Obstruction: One of the most common complications is the obstruction of the urinary tract. Small stones can obstruct the flow of urine, causing severe pain and discomfort. Larger stones may block the ureter or urethra completely, leading to excruciating pain and potential damage to the kidneys.
Infections: When urine flow is obstructed, bacteria can grow in the stagnant urine, leading to urinary tract infections (UTIs). UTIs can cause symptoms like fever, chills, and pain during urination.
Kidney Damage: Prolonged obstruction of urine flow can damage the kidneys. Kidney function may deteriorate, leading to kidney failure if the condition is not treated promptly.

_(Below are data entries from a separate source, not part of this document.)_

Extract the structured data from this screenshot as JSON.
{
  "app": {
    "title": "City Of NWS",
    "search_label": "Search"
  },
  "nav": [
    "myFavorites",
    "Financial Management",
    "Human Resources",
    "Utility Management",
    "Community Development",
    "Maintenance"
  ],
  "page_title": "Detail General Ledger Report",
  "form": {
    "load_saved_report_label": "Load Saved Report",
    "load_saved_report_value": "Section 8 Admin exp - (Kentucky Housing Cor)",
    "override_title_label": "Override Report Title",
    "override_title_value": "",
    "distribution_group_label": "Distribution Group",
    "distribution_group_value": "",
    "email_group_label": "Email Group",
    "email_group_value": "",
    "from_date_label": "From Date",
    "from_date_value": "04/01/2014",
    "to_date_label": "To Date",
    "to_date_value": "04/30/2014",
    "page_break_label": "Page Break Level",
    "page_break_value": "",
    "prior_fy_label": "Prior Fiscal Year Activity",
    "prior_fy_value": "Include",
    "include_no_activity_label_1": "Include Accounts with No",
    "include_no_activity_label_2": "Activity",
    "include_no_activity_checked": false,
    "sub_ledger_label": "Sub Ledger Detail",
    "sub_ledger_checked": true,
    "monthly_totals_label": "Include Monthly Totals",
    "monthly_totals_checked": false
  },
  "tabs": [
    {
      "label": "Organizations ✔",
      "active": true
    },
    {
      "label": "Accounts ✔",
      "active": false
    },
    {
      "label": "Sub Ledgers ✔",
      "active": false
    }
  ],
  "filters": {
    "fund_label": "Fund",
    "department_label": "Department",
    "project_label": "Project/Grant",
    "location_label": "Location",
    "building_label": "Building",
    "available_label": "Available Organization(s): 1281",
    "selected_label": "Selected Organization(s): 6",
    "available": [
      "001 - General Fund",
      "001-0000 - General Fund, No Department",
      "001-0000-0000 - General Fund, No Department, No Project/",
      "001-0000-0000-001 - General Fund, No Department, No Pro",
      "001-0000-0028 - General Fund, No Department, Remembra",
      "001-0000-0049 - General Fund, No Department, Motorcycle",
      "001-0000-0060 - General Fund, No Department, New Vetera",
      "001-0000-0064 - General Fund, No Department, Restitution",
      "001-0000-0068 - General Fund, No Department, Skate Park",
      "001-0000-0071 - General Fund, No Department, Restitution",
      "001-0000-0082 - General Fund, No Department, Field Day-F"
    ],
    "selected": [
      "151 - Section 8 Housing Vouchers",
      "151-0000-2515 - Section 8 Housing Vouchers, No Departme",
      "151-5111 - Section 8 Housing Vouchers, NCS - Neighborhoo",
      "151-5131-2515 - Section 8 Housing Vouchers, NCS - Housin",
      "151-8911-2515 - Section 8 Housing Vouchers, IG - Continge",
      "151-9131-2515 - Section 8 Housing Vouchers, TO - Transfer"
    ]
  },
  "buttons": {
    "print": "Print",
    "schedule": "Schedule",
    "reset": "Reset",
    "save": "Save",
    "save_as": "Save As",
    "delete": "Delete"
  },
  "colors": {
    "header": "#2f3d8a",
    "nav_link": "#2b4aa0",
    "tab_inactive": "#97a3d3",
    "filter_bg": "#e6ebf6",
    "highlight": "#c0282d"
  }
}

Hematuria: Kidney stones can cause bleeding in the urinary tract, leading to blood in the urine (hematuria). This can be painful and may indicate injury to the urinary tract.
Recurrence: Some individuals are more prone to developing kidney stones, and they may experience recurrent episodes over time.
Severe Pain: The passage of kidney stones through the urinary tract can cause severe pain, commonly referred to as renal colic. This pain can be debilitating and may require medical intervention for relief.
Complications during Pregnancy: Kidney stones can pose a risk to pregnant women. If a stone becomes trapped in the urinary tract during pregnancy, it can lead to complications and require specialized care.
Formation of New Stones: Having kidney stones once increases the risk of developing more in the future. Patients with a history of kidney stones should take measures to prevent their recurrence.